Later, we went out for a good-bye beer as Kelly and Matt were leaving that night on a different route :( After parting ways we went to the night market for dinner. I found another vegetarian buffet stall and really took advantage of it....a bit too much because I wanted to die I was so full.  I also got a little shopping happy, which is rare for me, but nice to see the beautiful stuff. Nick and Paul, ironically both love frisbee and played a bit in the market too. A young Laos boy confidently joined in on the fun which was cool.  We went home fairly early - between my food coma and the lack of sleep, I passed out immediately for a good night sleep in our new place with a good fan. 

The next morning, refreshed, i set out to meet Marjie while she was taught English with the intention of taking pictures. I'm so glad I went because the young teens that Marj had been teaching 2 sessions a day for 2-3 days were adorable and spoke really good English. I was really impressed with their diligence and desire to learn English, seizing every opportunity to learn.  Marj left feeling like she was on cloud 9 too, so I'm really glad she had the chance to do this.  
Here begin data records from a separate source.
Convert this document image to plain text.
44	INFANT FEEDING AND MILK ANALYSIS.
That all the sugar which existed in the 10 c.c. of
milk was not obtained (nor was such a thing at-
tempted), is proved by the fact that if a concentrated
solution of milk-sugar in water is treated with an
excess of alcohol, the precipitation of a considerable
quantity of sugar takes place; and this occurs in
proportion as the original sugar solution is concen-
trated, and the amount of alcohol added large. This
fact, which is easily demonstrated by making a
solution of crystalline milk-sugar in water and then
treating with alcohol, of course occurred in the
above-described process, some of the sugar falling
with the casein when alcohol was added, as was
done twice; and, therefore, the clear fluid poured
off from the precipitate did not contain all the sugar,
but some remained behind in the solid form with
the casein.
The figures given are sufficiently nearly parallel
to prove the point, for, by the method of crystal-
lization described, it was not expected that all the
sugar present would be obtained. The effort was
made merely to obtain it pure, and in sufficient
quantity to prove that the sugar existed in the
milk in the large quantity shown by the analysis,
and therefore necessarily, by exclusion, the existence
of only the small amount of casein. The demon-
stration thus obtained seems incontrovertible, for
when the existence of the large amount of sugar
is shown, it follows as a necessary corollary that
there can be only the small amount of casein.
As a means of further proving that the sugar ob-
I met up with Paul for our last lunch at the jolly cute baguette lady stand.  We had intentions of going to the Royal Palace, but if you haven't gathered yet that Luang Prabang makes you the laziest blob on Earth, then I haven't done a good job with this blog post.  With that being said, we never made it to the palace.  We sat at a cafe drinking iced coffees and used the wifi.  We decided it was the laziest city ever and it was best to spend the last day there being lazy.  Lonely Planet raves about Luang Prabang and although it was a beautiful city and I, of course, enjoyed myself, it's by far my least favorite place in Laos.  It was chock full of foreigners and everything was set up to accommodate us. I often didn't feel like I was in Laos, so I was looking forward to leaving and moving on to the next location.

We went to the bus station to get on our bus heading to Sam Nuea in the far Northeast, close to the Vietnamese border.  We had heard it was off the beaten path and worth it because of all the history of the "Hidden War", an air war brought on by none other than our very own American leaders during the time of the Vietnam War. We were ready for the 16 hour journey!